Toi aussi, terre des Francs, tu étais plongée dans la barbarie, et les cohortes sauvages portaient l’épouvante et la désolation jusqu’au sein des nations civilisées. Tu offrais à Teutatès † des montagnes de sacrifices humains, et tremblais à la voix des Druides qui choisissaient leurs victimes ; et les dolmens † qui te servaient d’autels gisent au milieu des landes stériles ! et le pâtre qui y conduit ses maigres troupeaux regarde avec étonnement ces blocs de granit, et se demande à quoi ont servi ces souvenirs d’un autre âge !
Cependant tes fils, pleins de bravoure, domptaient les nations, et rentraient sur le sol natal, le front triomphant, tenant dans leurs mains les trophées de leurs victoires, et traînant les vaincus dans un honteux esclavage ! Mais Dieu voulait que tu prisses ton rang parmi elles, et il t’envoya ses bons Esprits, apôtres d’une religion nouvelle, qui venaient prêcher à tes sauvages enfants l’amour, le pardon, la charité ; et quand Clovis, à la tête de ses armées, appelait à son secours ce Dieu puissant, il accourut à sa voix, lui donna la victoire, et en fils reconnaissant le vainqueur embrassa le Christianisme !
L’apôtre du Christ, en lui versant l’onction sainte, inspiré par l’Esprit de Dieu, lui ordonna d’adorer ce qu’il avait brûlé, et de brûler ce qu’il avait adoré.

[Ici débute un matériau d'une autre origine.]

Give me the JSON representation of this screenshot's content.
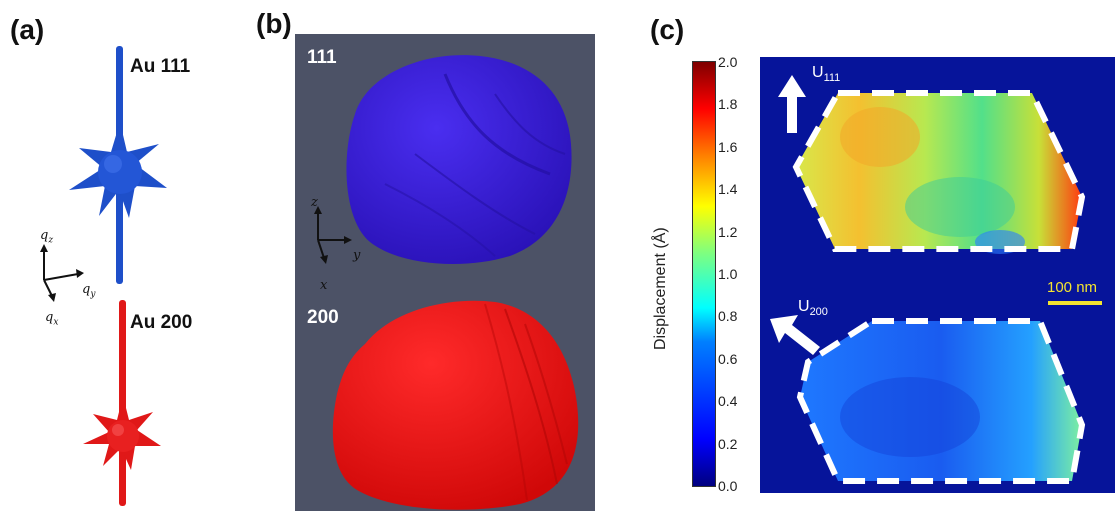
{
  "panels": {
    "a": {
      "label": "(a)",
      "peak_top": "Au 111",
      "peak_bottom": "Au 200",
      "axes": {
        "z": "q",
        "z_sub": "z",
        "y": "q",
        "y_sub": "y",
        "x": "q",
        "x_sub": "x"
      },
      "colors": {
        "top": "#1e4fc9",
        "bottom": "#e01818"
      }
    },
    "b": {
      "label": "(b)",
      "top_label": "111",
      "bottom_label": "200",
      "axes": {
        "z": "z",
        "y": "y",
        "x": "x"
      },
      "colors": {
        "background": "#4c5266",
        "top": "#3b1cd6",
        "bottom": "#f21010"
      }
    },
    "c": {
      "label": "(c)",
      "colorbar_title": "Displacement (Å)",
      "colorbar_ticks": [
        "2.0",
        "1.8",
        "1.6",
        "1.4",
        "1.2",
        "1.0",
        "0.8",
        "0.6",
        "0.4",
        "0.2",
        "0.0"
      ],
      "colorbar_range": [
        0.0,
        2.0
      ],
      "u_top": "U",
      "u_top_sub": "111",
      "u_bottom": "U",
      "u_bottom_sub": "200",
      "scale_bar": "100 nm",
      "colors": {
        "background": "#06149a",
        "dash": "#ffffff",
        "scale": "#f4e430"
      }
    }
  }
}
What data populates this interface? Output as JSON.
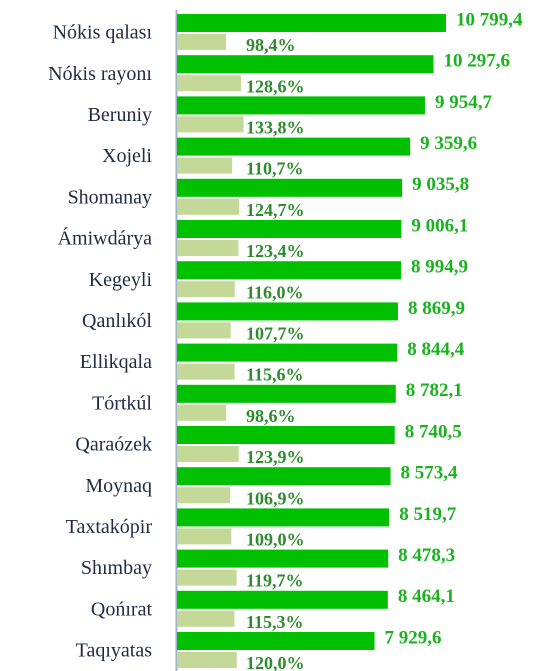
{
  "chart_data": {
    "type": "bar",
    "orientation": "horizontal",
    "categories": [
      "Nókis qalası",
      "Nókis rayonı",
      "Beruniy",
      "Xojeli",
      "Shomanay",
      "Ámiwdárya",
      "Kegeyli",
      "Qanlıkól",
      "Ellikqala",
      "Tórtkúl",
      "Qaraózek",
      "Moynaq",
      "Taxtakópir",
      "Shımbay",
      "Qońırat",
      "Taqıyatas"
    ],
    "series": [
      {
        "color": "#00c000",
        "values": [
          10799.4,
          10297.6,
          9954.7,
          9359.6,
          9035.8,
          9006.1,
          8994.9,
          8869.9,
          8844.4,
          8782.1,
          8740.5,
          8573.4,
          8519.7,
          8478.3,
          8464.1,
          7929.6
        ],
        "value_labels": [
          "10 799,4",
          "10 297,6",
          "9 954,7",
          "9 359,6",
          "9 035,8",
          "9 006,1",
          "8 994,9",
          "8 869,9",
          "8 844,4",
          "8 782,1",
          "8 740,5",
          "8 573,4",
          "8 519,7",
          "8 478,3",
          "8 464,1",
          "7 929,6"
        ]
      },
      {
        "color": "#c4d898",
        "axis": "x2",
        "values": [
          98.4,
          128.6,
          133.8,
          110.7,
          124.7,
          123.4,
          116.0,
          107.7,
          115.6,
          98.6,
          123.9,
          106.9,
          109.0,
          119.7,
          115.3,
          120.0
        ],
        "value_labels": [
          "98,4%",
          "128,6%",
          "133,8%",
          "110,7%",
          "124,7%",
          "123,4%",
          "116,0%",
          "107,7%",
          "115,6%",
          "98,6%",
          "123,9%",
          "106,9%",
          "109,0%",
          "119,7%",
          "115,3%",
          "120,0%"
        ]
      }
    ],
    "xlim": [
      0,
      11000
    ],
    "x2lim": [
      0,
      550
    ]
  }
}
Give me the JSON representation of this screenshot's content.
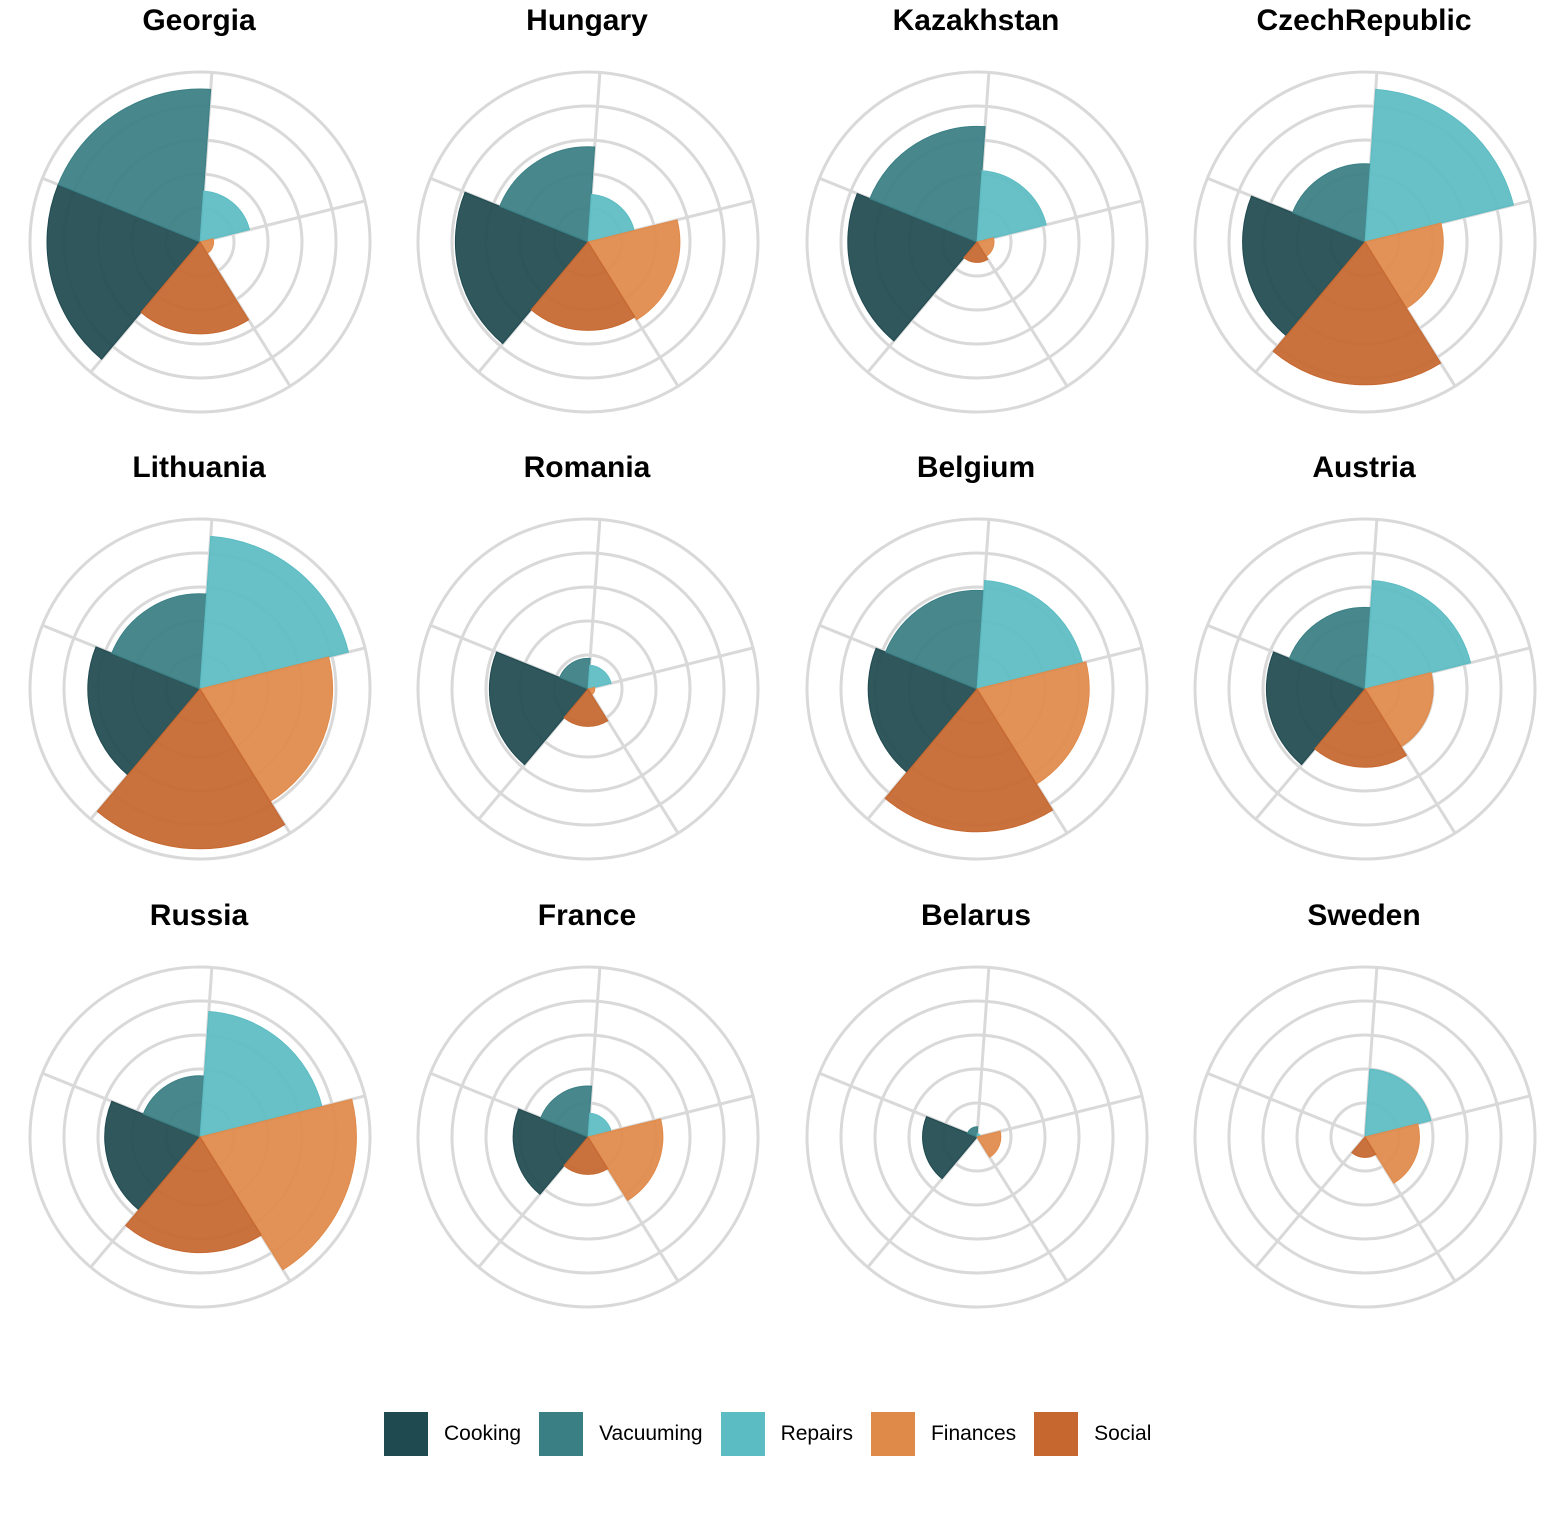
{
  "chart_data": {
    "type": "polar-bar",
    "categories": [
      "Cooking",
      "Vacuuming",
      "Repairs",
      "Finances",
      "Social"
    ],
    "colors": [
      "#1f4a50",
      "#3a7f84",
      "#5cbcc3",
      "#e08a4a",
      "#c6672f"
    ],
    "rlim": [
      0,
      5
    ],
    "grid": true,
    "legend_position": "bottom",
    "panels": [
      {
        "name": "Georgia",
        "values": [
          4.5,
          4.5,
          1.5,
          0.4,
          2.7
        ]
      },
      {
        "name": "Hungary",
        "values": [
          3.9,
          2.8,
          1.4,
          2.7,
          2.6
        ]
      },
      {
        "name": "Kazakhstan",
        "values": [
          3.8,
          3.4,
          2.1,
          0.5,
          0.6
        ]
      },
      {
        "name": "CzechRepublic",
        "values": [
          3.6,
          2.3,
          4.5,
          2.3,
          4.2
        ]
      },
      {
        "name": "Lithuania",
        "values": [
          3.3,
          2.8,
          4.5,
          3.9,
          4.7
        ]
      },
      {
        "name": "Romania",
        "values": [
          2.9,
          0.9,
          0.7,
          0.2,
          1.1
        ]
      },
      {
        "name": "Belgium",
        "values": [
          3.2,
          2.9,
          3.2,
          3.3,
          4.2
        ]
      },
      {
        "name": "Austria",
        "values": [
          2.9,
          2.4,
          3.2,
          2.0,
          2.3
        ]
      },
      {
        "name": "Russia",
        "values": [
          2.8,
          1.8,
          3.7,
          4.6,
          3.4
        ]
      },
      {
        "name": "France",
        "values": [
          2.2,
          1.5,
          0.7,
          2.2,
          1.1
        ]
      },
      {
        "name": "Belarus",
        "values": [
          1.6,
          0.3,
          0.1,
          0.7,
          0.0
        ]
      },
      {
        "name": "Sweden",
        "values": [
          0.0,
          0.0,
          2.0,
          1.6,
          0.6
        ]
      }
    ]
  }
}
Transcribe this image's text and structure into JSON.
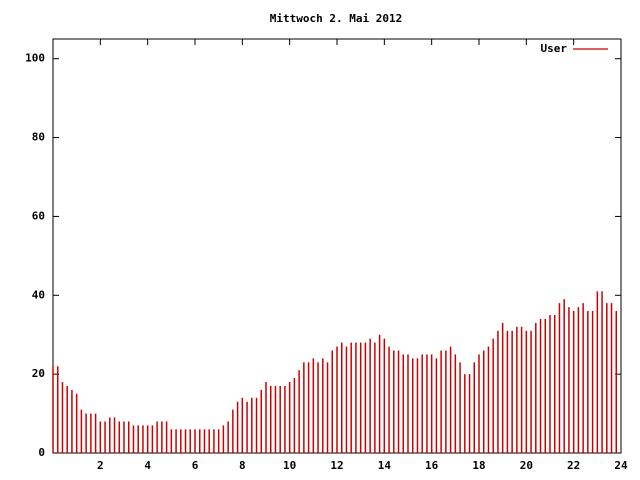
{
  "chart_data": {
    "type": "impulse",
    "title": "Mittwoch 2. Mai 2012",
    "x": [
      0,
      0.2,
      0.4,
      0.6,
      0.8,
      1,
      1.2,
      1.4,
      1.6,
      1.8,
      2,
      2.2,
      2.4,
      2.6,
      2.8,
      3,
      3.2,
      3.4,
      3.6,
      3.8,
      4,
      4.2,
      4.4,
      4.6,
      4.8,
      5,
      5.2,
      5.4,
      5.6,
      5.8,
      6,
      6.2,
      6.4,
      6.6,
      6.8,
      7,
      7.2,
      7.4,
      7.6,
      7.8,
      8,
      8.2,
      8.4,
      8.6,
      8.8,
      9,
      9.2,
      9.4,
      9.6,
      9.8,
      10,
      10.2,
      10.4,
      10.6,
      10.8,
      11,
      11.2,
      11.4,
      11.6,
      11.8,
      12,
      12.2,
      12.4,
      12.6,
      12.8,
      13,
      13.2,
      13.4,
      13.6,
      13.8,
      14,
      14.2,
      14.4,
      14.6,
      14.8,
      15,
      15.2,
      15.4,
      15.6,
      15.8,
      16,
      16.2,
      16.4,
      16.6,
      16.8,
      17,
      17.2,
      17.4,
      17.6,
      17.8,
      18,
      18.2,
      18.4,
      18.6,
      18.8,
      19,
      19.2,
      19.4,
      19.6,
      19.8,
      20,
      20.2,
      20.4,
      20.6,
      20.8,
      21,
      21.2,
      21.4,
      21.6,
      21.8,
      22,
      22.2,
      22.4,
      22.6,
      22.8,
      23,
      23.2,
      23.4,
      23.6,
      23.8
    ],
    "series": [
      {
        "name": "User",
        "color": "#cc0000",
        "values": [
          22,
          22,
          18,
          17,
          16,
          15,
          11,
          10,
          10,
          10,
          8,
          8,
          9,
          9,
          8,
          8,
          8,
          7,
          7,
          7,
          7,
          7,
          8,
          8,
          8,
          6,
          6,
          6,
          6,
          6,
          6,
          6,
          6,
          6,
          6,
          6,
          7,
          8,
          11,
          13,
          14,
          13,
          14,
          14,
          16,
          18,
          17,
          17,
          17,
          17,
          18,
          19,
          21,
          23,
          23,
          24,
          23,
          24,
          23,
          26,
          27,
          28,
          27,
          28,
          28,
          28,
          28,
          29,
          28,
          30,
          29,
          27,
          26,
          26,
          25,
          25,
          24,
          24,
          25,
          25,
          25,
          24,
          26,
          26,
          27,
          25,
          23,
          20,
          20,
          23,
          25,
          26,
          27,
          29,
          31,
          33,
          31,
          31,
          32,
          32,
          31,
          31,
          33,
          34,
          34,
          35,
          35,
          38,
          39,
          37,
          36,
          37,
          38,
          36,
          36,
          41,
          41,
          38,
          38,
          36
        ]
      }
    ],
    "xlim": [
      0,
      24
    ],
    "xticks": [
      2,
      4,
      6,
      8,
      10,
      12,
      14,
      16,
      18,
      20,
      22,
      24
    ],
    "ylim": [
      0,
      105
    ],
    "yticks": [
      0,
      20,
      40,
      60,
      80,
      100
    ],
    "grid": false,
    "legend": "top-right"
  }
}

Alors commença pour toi une longue lutte entre tes enfants, qui ne pouvaient se décider à braver la colère de leurs dieux et de leurs prêtres, et ce n’est qu’après que le sang des martyrs eût arrosé ton sol, pour y faire germer leurs prédications, que tu secouas peu à peu de ton cœur le culte de tes pères, pour suivre celui de tes rois.
Ils étaient braves et vaillants ; ils allaient à leur tour combattre les hordes sauvages des barbares du Nord ; et, rentrés dans le calme de leurs palais, ils s’appliquaient au progrès et à la civilisation de leurs peuples ; pendant une longue suite de siècles on les voit accomplir ce progrès, lentement il est vrai, mais enfin ils t’ont mise au premier rang.
Pourtant tu as été si souvent coupable que le bras de Dieu s’était levé, et était prêt à t’exterminer ; mais si le sol français est un foyer d’incrédulité et d’athéisme, il est aussi le foyer des élans généreux, de la charité et des sublimes dévouements ; à côté de l’impiété fleurissent les vertus prêchées par l’Évangile ; aussi ont-elles désarmé son bras prêt à frapper tant de fois, et jetant sur ce peuple qu’il aime un regard de clémence, il l’a choisi pour être l’organe de sa volonté, et c’est de son sein que doivent sortir les germes de la doctrine Spirite qu’il fait enseigner par les bons Esprits, afin que ses rayons bienfaisants aillent peu à peu pénétrer le cœur de toutes les nations, et que les peuples, consolés par des préceptes d’amour, de charité, de pardon et de justice, marchent à pas de géant vers la grande réforme morale qui doit régénérer l’humanité. France ! tu tiens ton sort entre tes mains ; si tu méconnaissais la voix céleste qui t’appelle à ces glorieuses destinées, si ton indifférence te faisait repousser ta lumière que tu dois répandre, Dieu te répudierait, comme jadis il répudia le peuple hébreu, car il sera avec celui qui accomplira ses desseins. Hâte-toi donc, car le moment est venu ! Que les peuples apprennent de toi le chemin de la vraie félicité ; que ton exemple leur montre les fruits consolants qu’ils doivent en retirer, et ils répéteront avec le chœur des bons Esprits : Dieu protège et bénisse la France !
CHARLEMAGNE.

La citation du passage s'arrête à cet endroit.